Here what is important is that we put them both into the same vecotr space. Here we initialized the dimentions into 256 where the vectors are projected into.

The loss we use is contrastive loss:

import torch.nn.functional as F

def contrastive_loss(aud_emb, txt_emb, margin=0.2):
    """
    aud_emb: (B_audio, D)
    txt_emb: (B_audio * S, D) where each of the B_audio audios has S captions
    """
    B_audio, D = aud_emb.shape
    B_text, _ = txt_emb.shape
    assert B_text % B_audio == 0, "txt_emb must be a multiple of aud_emb in length"
    S = B_text // B_audio

    # 1) repeat each audio embedding S times -> shape (B_audio*S, D)
    aud_rep = aud_emb.unsqueeze(1).expand(-1, S, -1).reshape(-1, D)

    # 2) cosine‐sim matrix now square (B_audio*S)×(B_audio*S)
    sims = aud_rep @ txt_emb.t()  # (B_audio*S, B_audio*S)

    # 3) positives on the diagonal
    pos = sims.diag().unsqueeze(1)  # (B_audio*S, 1)

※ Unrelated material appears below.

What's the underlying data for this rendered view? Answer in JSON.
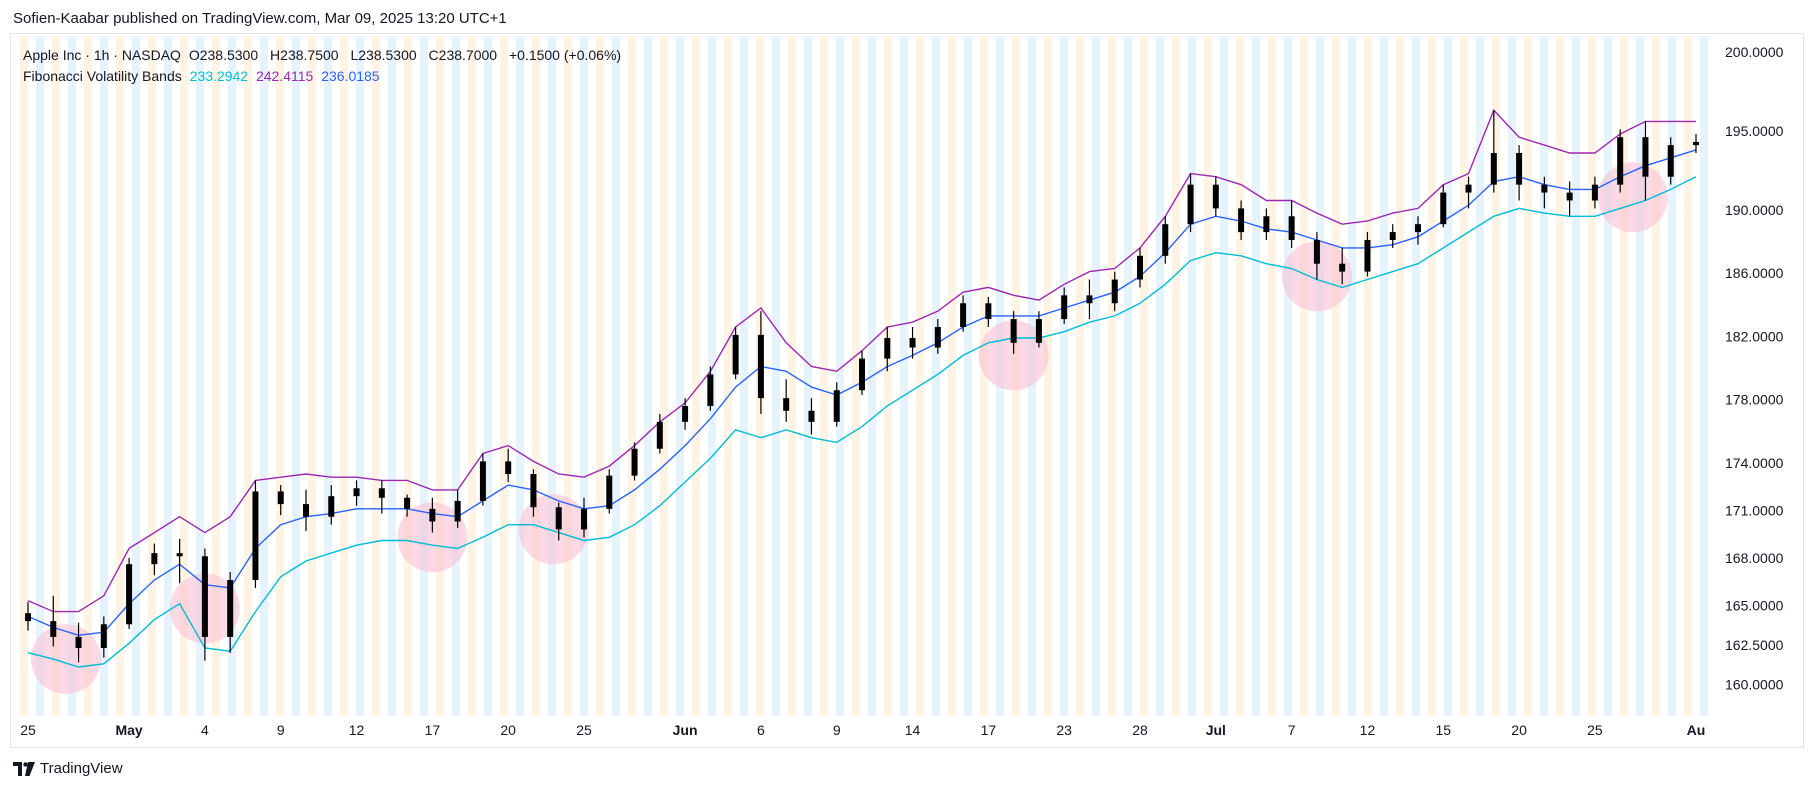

    # 4) hinge‐loss: max(0, margin + sims - pos)
    loss = F.relu(margin + sims - pos)

    # 5) zero out the diagonal so we don’t hinge on the true positives themselves
    loss.fill_diagonal_(0)

    # 6) final scalar
    return loss.mean()

After we train the model, we can now using the model generate the embeddings:

dataset = AudioDataset(test_audios_df)

all_aud, all_txt = [], []

with torch.no_grad():
    for i, item in enumerate(dataset):
        
        print(f"Processing {i+1}/{len(dataset)}")
        
        wavs = item.audio
        caps = item.captions
        
        wavs = wavs.to(device)
        aud_emb, txt_emb = model(wavs, caps)

        all_aud.append(aud_emb.detach().cpu())
        all_txt.append(txt_emb.detach().cpu())

aud_mat = torch.cat(all_aud)
txt_mat = torch.cat(all_txt)

torch.save(aud_mat, "audio.pt")
torch.save(txt_mat, "text.pt")

After that we can take the computed embeddings and then calculate how well the model performed. To do so you can use the Recall@K metric. This just tracks how often the correct audio is in the first K samples.

ground_truth = create_caption_clip_mapping(test_audios_df)

aud = torch.load("audio.pt")
txt = torch.load("text.pt")
aud = torch.nn.functional.normalize(aud, dim=-1)
txt = torch.nn.functional.normalize(txt, dim=-1)

sim = txt @ aud.T

print(f"Audios shape: {aud.shape}, Text shape: {txt.shape}")
print("Similarity shape: ", sim.shape)


K = 1
vals, idxs = sim.topk(K, dim=1)
print("Top K indices shape: ", idxs.shape)


hits = (idxs == ground_truth.unsqueeze(1)).any(dim=1)

recall_at_k = hits.float().mean().item()
print(f"Recall@{K}: {recall_at_k:.3f}")

And that's kinda it. A very basic overview of how language based audio retrieval works.